Si la maîtrise de la dramaturgie et des codes du genre est une condition nécessaire, est-elle néanmoins suffisante pour écrire un bon Polar en 52′ ? Pour Vincent Robert, scénariste et formateur, spécialiste du Polar, la réponse est bien évidemment non ! Sa méthode à lui : travailler à fond l’émotion d’une histoire qui finit toujours mal, celle du tueur et de sa victime…
Un polar, c’est d’abord l’histoire d’un crime. Si en tant que scénariste, être obnubilé par la dramaturgie relève de la seconde nature, l’écriture d’un polar demande de refréner ses réflexes pour se concentrer sur ce qui constitue le cœur du polar : l’histoire du crime. Si rappeler qu’elle implique un tueur et une victime relève de la trivialité ultime, l’histoire d’un crime, c’est aussi celle du lien qui unit le tueur et sa victime. Tout l’art du polar est de faire de cette histoire une mécanique imparable. Cela vaut tant pour la victime et sa backstory (« cela ne pouvait que se terminer de cette manière »), que pour le tueur (quel est son mobile ? Quelle est la motivation qui l’a poussé au passage à l’acte ?). Pour que l’auteur-e soit bien au clair de tout ces points, Vincent Robert conseille d’écrire l’histoire du crime en une phrase.

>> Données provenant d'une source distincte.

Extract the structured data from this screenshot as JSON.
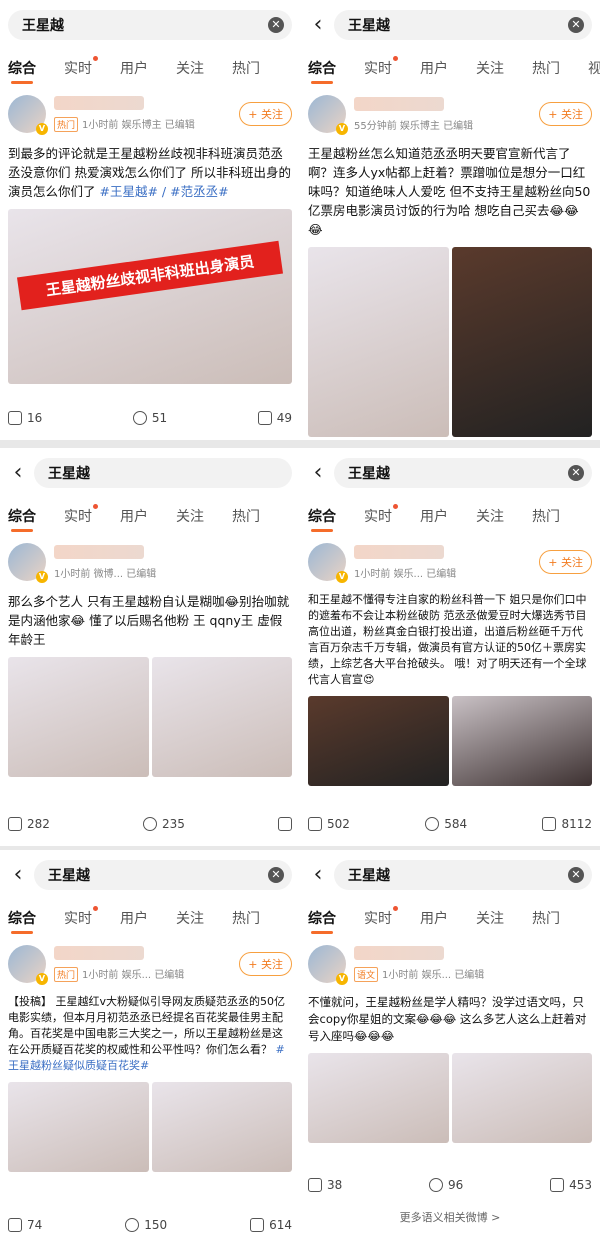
{
  "query": "王星越",
  "tabs": [
    "综合",
    "实时",
    "用户",
    "关注",
    "热门",
    "视"
  ],
  "p1": {
    "time": "1小时前",
    "src": "娱乐博主",
    "edited": "已编辑",
    "hot": "热门",
    "follow": "+ 关注",
    "body": "到最多的评论就是王星越粉丝歧视非科班演员范丞丞没意你们 热爱演戏怎么你们了 所以非科班出身的演员怎么你们了",
    "tags": "#王星越# / #范丞丞#",
    "overlay": "王星越粉丝歧视非科班出身演员",
    "stats": [
      "16",
      "51",
      "49"
    ]
  },
  "p2": {
    "time": "55分钟前",
    "src": "娱乐博主",
    "edited": "已编辑",
    "follow": "+ 关注",
    "body": "王星越粉丝怎么知道范丞丞明天要官宣新代言了啊？连多人yx帖都上赶着？票蹭咖位是想分一口红味吗？知道绝味人人爱吃 但不支持王星越粉丝向50亿票房电影演员讨饭的行为哈 想吃自己买去😂😂😂",
    "stats": []
  },
  "p3": {
    "time": "1小时前",
    "src": "微博...",
    "edited": "已编辑",
    "body": "那么多个艺人 只有王星越粉自认是糊咖😂别抬咖就是内涵他家😂 懂了以后赐名他粉 王 qqny王 虚假年龄王",
    "stats": [
      "282",
      "235"
    ]
  },
  "p4": {
    "time": "1小时前",
    "src": "娱乐...",
    "edited": "已编辑",
    "follow": "+ 关注",
    "body": "和王星越不懂得专注自家的粉丝科普一下 姐只是你们口中的遮羞布不会让本粉丝破防 范丞丞做爱豆时大爆选秀节目高位出道，粉丝真金白银打投出道，出道后粉丝砸千万代言百万杂志千万专辑，做演员有官方认证的50亿＋票房实绩，上综艺各大平台抢破头。 哦！对了明天还有一个全球代言人官宣😍",
    "stats": [
      "502",
      "584",
      "8112"
    ]
  },
  "p5": {
    "time": "1小时前",
    "src": "娱乐...",
    "edited": "已编辑",
    "hot": "热门",
    "follow": "+ 关注",
    "body": "【投稿】 王星越红v大粉疑似引导网友质疑范丞丞的50亿电影实绩，但本月月初范丞丞已经提名百花奖最佳男主配角。百花奖是中国电影三大奖之一，所以王星越粉丝是这在公开质疑百花奖的权威性和公平性吗？你们怎么看？",
    "tags": "#王星越粉丝疑似质疑百花奖#",
    "stats": [
      "74",
      "150",
      "614"
    ]
  },
  "p6": {
    "time": "1小时前",
    "src": "娱乐...",
    "edited": "已编辑",
    "hot": "语文",
    "body": "不懂就问，王星越粉丝是学人精吗？没学过语文吗，只会copy你星姐的文案😂😂😂 这么多艺人这么上赶着对号入座吗😂😂😂",
    "stats": [
      "38",
      "96",
      "453"
    ],
    "more": "更多语义相关微博 >"
  }
}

C’’est cette histoire – et sa puissance émotionnelle – qui fera ou non chavirer le spectateur. Plus les personnages (victime et tueur) susciteront l’empathie, mieux le spectateur s’abandonnera. Bien sûr, la crédibilité de la scène de crime ne doit souffrir aucune faiblesse, sous peine de faire « sortir » le spectateur du polar. Là aussi, il incombe au/à la scénariste d’écrire avec minutie le mode opératoire de cette scène de crime…ainsi que les instants suivants (le tueur déplace-t-il le corps de la victime ? Panique-t-il ? Etc.).
Idéaux suspects
Et c’est seulement après avoir confectionné cet « écrin émotionnel » que l’auteur-e peut s’en retourner vers ses personnages de flics, et se focaliser sur la structure du polar. Pour rythmer la progression, rien de mieux que de ménager des cliffs (correspondant à des révélations sur la victime, mais pas uniquement). Rien de mieux non plus qu’une poignée de suspects subtilement imbriqués à l’histoire du crime. Pour des suspects crédibles, il faut des motivations sérieuses, presque aussi sérieuses que celle du tueur, ainsi que des mobiles crédibles. Et là encore, cela implique de travailler la relation victime-suspect. Et pour parachever le tout, la scène d’aveu finale doit « envoyer du lourd », en ramenant encore une fois le spectateur à la fameuse histoire du crime et en lui faisant découvrir son « cœur nucléaire » : la motivation profonde du tueur. C’est également par cette scène d’aveu que le scénariste « passe à la caisse » : c’est la scène qui lui permet de véhiculer son point de vue d’auteur, la morale de l’épisode.